Edit 1: Here is proof that WA coming on 25th.
I think you are getting TLE bcz you are using O(M.K^2.log(something)) for the storing the graph part as if M is 1000 and K is 1000 then definitely it is TLE. And for your WA code it is getting WA before the Test Case 25 so it is not running for further cases and giving the verdict WA not the TLE
It is giving WA after saying running 25th. So I think it means WA on 25th.
I have also submitted your code and it is showing running on 24th and then giving WA :(
you have to keep refreshing the page frequently only then you can see WA on 25th because 24 and 25 are very close.
Edit: Here is proof: URL
Ohh.. Yes it is giving WA on 25th. But why using priority_queue or even simple queue it is giving TLE?, the question remains the same <..>
Yes, why TLE with priority_queue?
u might want to take a look at this
Did you use the same approach to solve the problem? If it is different then please share yours.
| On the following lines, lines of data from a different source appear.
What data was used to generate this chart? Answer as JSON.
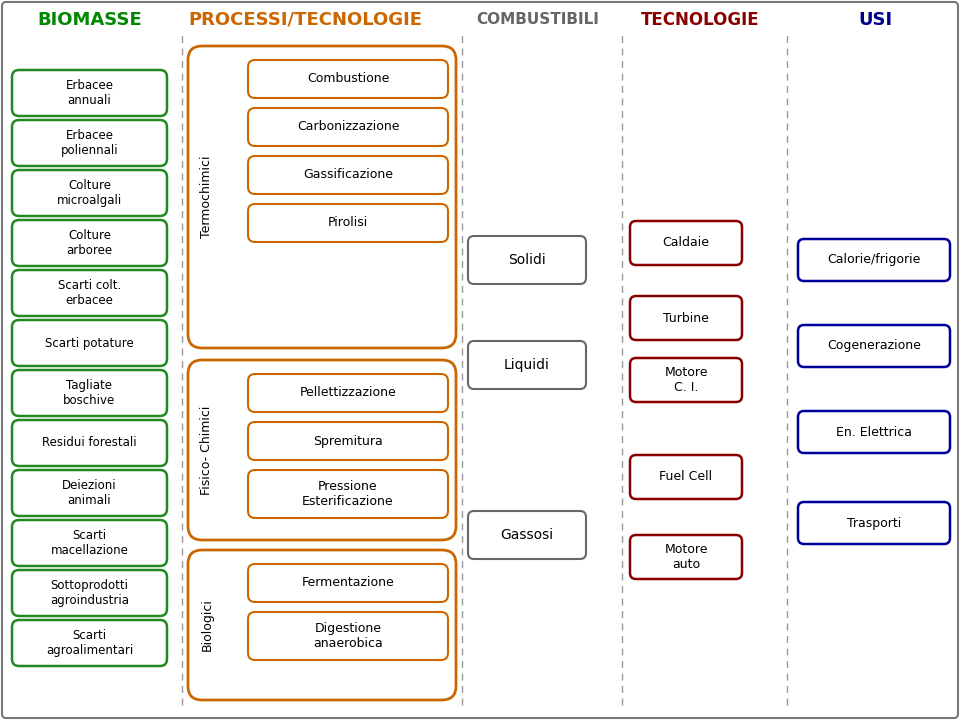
{
  "background_color": "#ffffff",
  "title_biomasse": "BIOMASSE",
  "title_processi": "PROCESSI/TECNOLOGIE",
  "title_combustibili": "COMBUSTIBILI",
  "title_tecnologie": "TECNOLOGIE",
  "title_usi": "USI",
  "title_colors": {
    "BIOMASSE": "#008800",
    "PROCESSI/TECNOLOGIE": "#cc6600",
    "COMBUSTIBILI": "#666666",
    "TECNOLOGIE": "#880000",
    "USI": "#000088"
  },
  "biomasse_items": [
    "Erbacee\nannuali",
    "Erbacee\npoliennali",
    "Colture\nmicroalgali",
    "Colture\narboree",
    "Scarti colt.\nerbacee",
    "Scarti potature",
    "Tagliate\nboschive",
    "Residui forestali",
    "Deiezioni\nanimali",
    "Scarti\nmacellazione",
    "Sottoprodotti\nagroindustria",
    "Scarti\nagroalimentari"
  ],
  "termochimici_items": [
    "Combustione",
    "Carbonizzazione",
    "Gassificazione",
    "Pirolisi"
  ],
  "fisico_chimici_items": [
    "Pellettizzazione",
    "Spremitura",
    "Pressione\nEsterificazione"
  ],
  "biologici_items": [
    "Fermentazione",
    "Digestione\nanaerobica"
  ],
  "combustibili_items": [
    "Solidi",
    "Liquidi",
    "Gassosi"
  ],
  "tecnologie_items": [
    "Caldaie",
    "Turbine",
    "Motore\nC. I.",
    "Fuel Cell",
    "Motore\nauto"
  ],
  "usi_items": [
    "Calorie/frigorie",
    "Cogenerazione",
    "En. Elettrica",
    "Trasporti"
  ],
  "colors": {
    "biomasse_box": "#228822",
    "biomasse_fill": "#ffffff",
    "processi_box": "#cc6600",
    "processi_fill": "#ffffff",
    "combustibili_box": "#666666",
    "combustibili_fill": "#ffffff",
    "tecnologie_box": "#880000",
    "tecnologie_fill": "#ffffff",
    "usi_box": "#000099",
    "usi_fill": "#ffffff"
  }
}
COCI 2012/2013, task HIPERCIJEVI, the excerpt from "Round 5 solutions".
The graph described in the problem statement is a hypergraph. When solving the shortest path problem on a hypergraph, we can convert it to a “normal” undirected graph by simply connecting all pairs of nodes (stations) on the same hyperedge (hypertube) with undirected edges. This results in a graph with a total of $$$N$$$ nodes and $$$MK(K-1)/2$$$ edges. A simple breadthfirst search applied to this graph is then a solution, ignoring time and memory constraints. However, the constraints prevent such a solution from obtaining all points.
The most elegant way to speed up the solution is adding a new node for each hypertube, connecting it with undirected edges to all stations connected to the corresponding hypertube. Such a graph has $$$N+M$$$ nodes and $$$MK$$$ edges. A breadth-first search applied to this graph yields the solution $$$2X-1$$$, where $$$X$$$ is the number of stations on the shortest path from station $$$1$$$ to station $$$N$$$.
Necessary skills: breadth-first search
Thanks for the solution reference.